Макс неспешно одевает пальто. Агарес запоздало пытается проявить вежливость и помочь даме с верхней одеждой. Макс, в ужасе отшатнувшись, пытается избежать прикосновений его рук с посиневшими и облезлыми кончиками пальцев и внезапно заходится истеричным смехом.
– Ну надо же… боюсь себе подобных.
Но в ответ мисс Стич наталкивается все на тот же холодный, ничего не выражающий взгляд и замолкает.
Агарес едва заметным жестом указывает спутнице на выход, и сам не отстает ни на шаг. Это уже больше напоминает конвой. Напротив парадного входа, через дорогу, их ожидает экипаж, припаркованный у обочины.
Лицо извозчика, сидящего на “козлах” черной повозки с занавешенными окошками, скрыто под шляпой с обширными полями, и разглядеть издали его практически невозможно. Но когда Макс приближается, то видит, что поверх глаз возницы повязан обрывок грязной ткани. Глаза двух белых, тощих лошадей, запряженных в повозку, не слишком плотно прикрыты черными пластинами – шорами, и кажется, будто под ними на этом месте зияют провалы пустых глазниц.
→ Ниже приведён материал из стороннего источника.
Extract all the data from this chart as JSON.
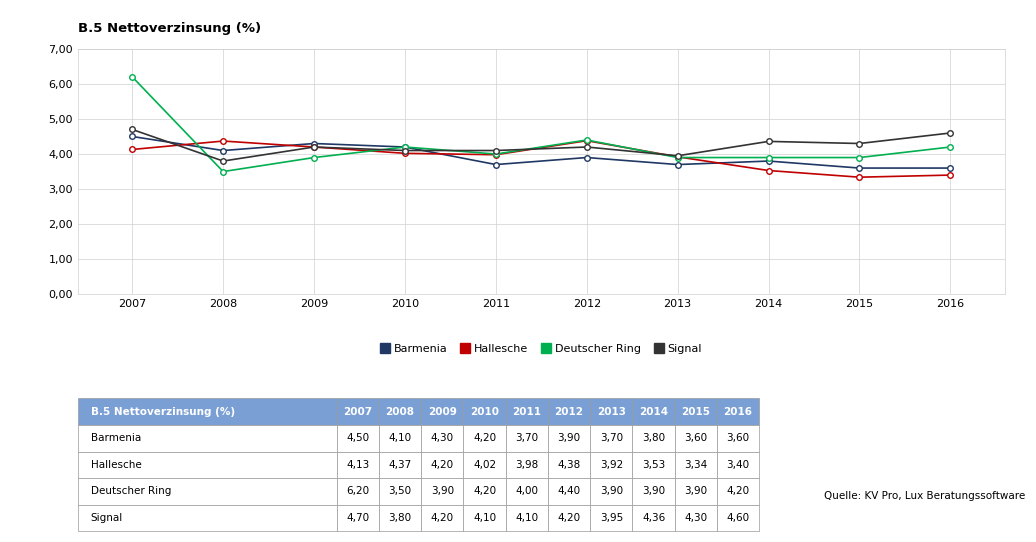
{
  "title": "B.5 Nettoverzinsung (%)",
  "years": [
    2007,
    2008,
    2009,
    2010,
    2011,
    2012,
    2013,
    2014,
    2015,
    2016
  ],
  "series_order": [
    "Barmenia",
    "Hallesche",
    "Deutscher Ring",
    "Signal"
  ],
  "series": {
    "Barmenia": [
      4.5,
      4.1,
      4.3,
      4.2,
      3.7,
      3.9,
      3.7,
      3.8,
      3.6,
      3.6
    ],
    "Hallesche": [
      4.13,
      4.37,
      4.2,
      4.02,
      3.98,
      4.38,
      3.92,
      3.53,
      3.34,
      3.4
    ],
    "Deutscher Ring": [
      6.2,
      3.5,
      3.9,
      4.2,
      4.0,
      4.4,
      3.9,
      3.9,
      3.9,
      4.2
    ],
    "Signal": [
      4.7,
      3.8,
      4.2,
      4.1,
      4.1,
      4.2,
      3.95,
      4.36,
      4.3,
      4.6
    ]
  },
  "colors": {
    "Barmenia": "#1f3864",
    "Hallesche": "#c00000",
    "Deutscher Ring": "#00b050",
    "Signal": "#333333"
  },
  "ylim": [
    0.0,
    7.0
  ],
  "yticks": [
    0.0,
    1.0,
    2.0,
    3.0,
    4.0,
    5.0,
    6.0,
    7.0
  ],
  "ytick_labels": [
    "0,00",
    "1,00",
    "2,00",
    "3,00",
    "4,00",
    "5,00",
    "6,00",
    "7,00"
  ],
  "source_text": "Quelle: KV Pro, Lux Beratungssoftware",
  "table_header_color": "#7a9fd4",
  "table_header_text_color": "#ffffff",
  "background_color": "#ffffff",
  "grid_color": "#d0d0d0",
  "border_color": "#999999"
}
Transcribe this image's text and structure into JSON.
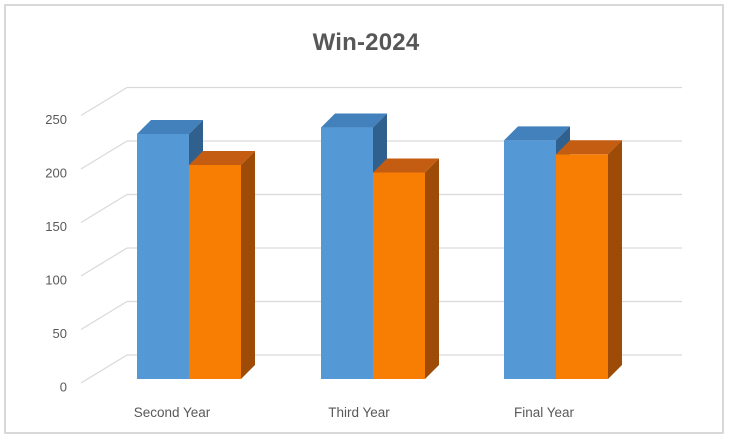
{
  "frame": {
    "background": "#FFFFFF",
    "border_color": "#D8D8D8"
  },
  "chart_data": {
    "type": "bar",
    "style": "3d-clustered-column",
    "title": "Win-2024",
    "title_color": "#575757",
    "categories": [
      "Second Year",
      "Third Year",
      "Final Year"
    ],
    "series": [
      {
        "color_front": "#5598D6",
        "color_top": "#4381BD",
        "color_side": "#2F608E",
        "values": [
          229,
          235,
          223
        ]
      },
      {
        "color_front": "#F87D03",
        "color_top": "#C45C12",
        "color_side": "#9D4B06",
        "values": [
          200,
          193,
          210
        ]
      }
    ],
    "y_axis": {
      "min": 0,
      "max": 250,
      "step": 50,
      "tick_labels": [
        "0",
        "50",
        "100",
        "150",
        "200",
        "250"
      ]
    },
    "x_axis": {
      "labels": [
        "Second Year",
        "Third Year",
        "Final Year"
      ]
    },
    "legend": "none",
    "grid": true,
    "gridline_color": "#D9D9D9",
    "axis_text_color": "#595959"
  }
}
Макс нервно вздрагивает и, резко развернувшись, пытается сбежать. Но ее плечи обхватывают руки Агареса. Физическая сила заместителя директора даже превышает ее собственную, Макс шипит от досады и уступает. Мысленно обозвав карету “экипаж смерти”, женщина безропотно бредет к ней, словно на казнь. А она-то наивно полагала, что в новой жизни обретет свободу и будет предоставлена сама себе.
Их ожидают. За темной занавеской отчетливо проступают очертания мужского силуэта. Того, кто находился в экипаже, Макс еще не может разглядеть. Но его присутствие отзывается ощущением тумана в сознании, болезненной тяжестью и шумом в голове, напоминающим тихий, назойливый шепот.
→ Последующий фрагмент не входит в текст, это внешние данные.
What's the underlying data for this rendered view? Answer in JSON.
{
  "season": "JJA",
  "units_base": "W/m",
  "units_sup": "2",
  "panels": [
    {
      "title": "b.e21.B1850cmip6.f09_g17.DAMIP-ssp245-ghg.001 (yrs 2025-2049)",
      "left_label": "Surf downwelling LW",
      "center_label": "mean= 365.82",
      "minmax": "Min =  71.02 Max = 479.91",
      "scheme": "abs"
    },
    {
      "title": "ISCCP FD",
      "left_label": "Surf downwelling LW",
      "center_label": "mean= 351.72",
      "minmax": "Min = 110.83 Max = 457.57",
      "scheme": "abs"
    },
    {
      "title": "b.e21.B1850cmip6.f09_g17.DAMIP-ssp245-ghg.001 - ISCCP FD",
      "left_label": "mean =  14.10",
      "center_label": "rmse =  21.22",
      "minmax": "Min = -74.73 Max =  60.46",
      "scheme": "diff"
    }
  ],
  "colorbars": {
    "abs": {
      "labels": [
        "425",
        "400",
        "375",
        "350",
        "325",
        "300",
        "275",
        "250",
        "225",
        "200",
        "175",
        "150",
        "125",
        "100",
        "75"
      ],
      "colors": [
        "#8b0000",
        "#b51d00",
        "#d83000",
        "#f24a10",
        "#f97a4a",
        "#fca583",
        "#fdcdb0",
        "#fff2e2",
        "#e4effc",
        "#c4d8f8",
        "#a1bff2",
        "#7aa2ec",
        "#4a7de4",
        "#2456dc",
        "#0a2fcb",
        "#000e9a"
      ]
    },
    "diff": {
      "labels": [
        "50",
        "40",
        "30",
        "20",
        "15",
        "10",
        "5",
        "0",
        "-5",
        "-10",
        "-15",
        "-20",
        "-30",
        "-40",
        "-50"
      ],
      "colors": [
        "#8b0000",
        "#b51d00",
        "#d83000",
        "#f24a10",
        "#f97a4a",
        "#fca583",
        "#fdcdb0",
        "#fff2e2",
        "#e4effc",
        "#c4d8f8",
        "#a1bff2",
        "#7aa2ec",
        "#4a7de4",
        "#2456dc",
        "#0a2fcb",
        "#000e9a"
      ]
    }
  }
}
Экипаж нагоняет жути, но страшнее всего сейчас столкнуться с тем, кто находится внутри. Карета оказывается пуста. Неужели спутник Агареса был лишь плодом разыгравшегося воображения? Макс готова поклясться, что пару секунд назад, до того, как перед ней распахнулась дверца экипажа, внутри отчетливо виднелся темный мужской силуэт.
Все время, что заняло путешествие в карете, заместитель директора молчит и даже не подает признаков жизни. Макс, сомкнув веки, старательно пытается подражать своему конвоиру. По прибытию на территорию колледжа Агарес, не позволив гостье даже осмотреться, провожает мисс Стич в здание, где размещены личные комнаты преподавателей.
– Территорию колледжа покидать запрещено.
От этих слов Макс все же взрывается и, повысив голос, пытается возразить:
– Насколько я знаю, колледж – не тюрьма, а я – не преступница. Вы не вправе мне указывать.
– Территорию колледжа покидать запрещено. Это – распоряжение директора.
“Да что ж ты, как заведенный?!”
– Я хочу встретиться с директором и обсудить эту деталь.
– Все вопросы можете задавать мне. Встреча с директором невозможна. Это – …
– Распоряжение директора, – недовольно, весьма громко фыркает мисс Стич, тем самым не дав Агаресу закончить фразу, – я тоже так умею, повторять заученную фразу, словно заезженную пластинку, видите, – усмехается Макс.
Но заместитель директора лишь окидывает собеседницу непонимающим взглядом, а на его лице не отражается ни единой эмоции.
– Ваши вещи привезут сегодня. Территорию колледжа покидать запрещено.
Макс, хмурясь, глядит на закрывшиеся за Агаресом двери и сжимает затекшие от бездействия пальцы. Этот тип вызывает у нее острое желание вцепиться ему в глотку. Но Макс понимает, что заместитель директора – лишь марионетка, исполняющая чью-то волю.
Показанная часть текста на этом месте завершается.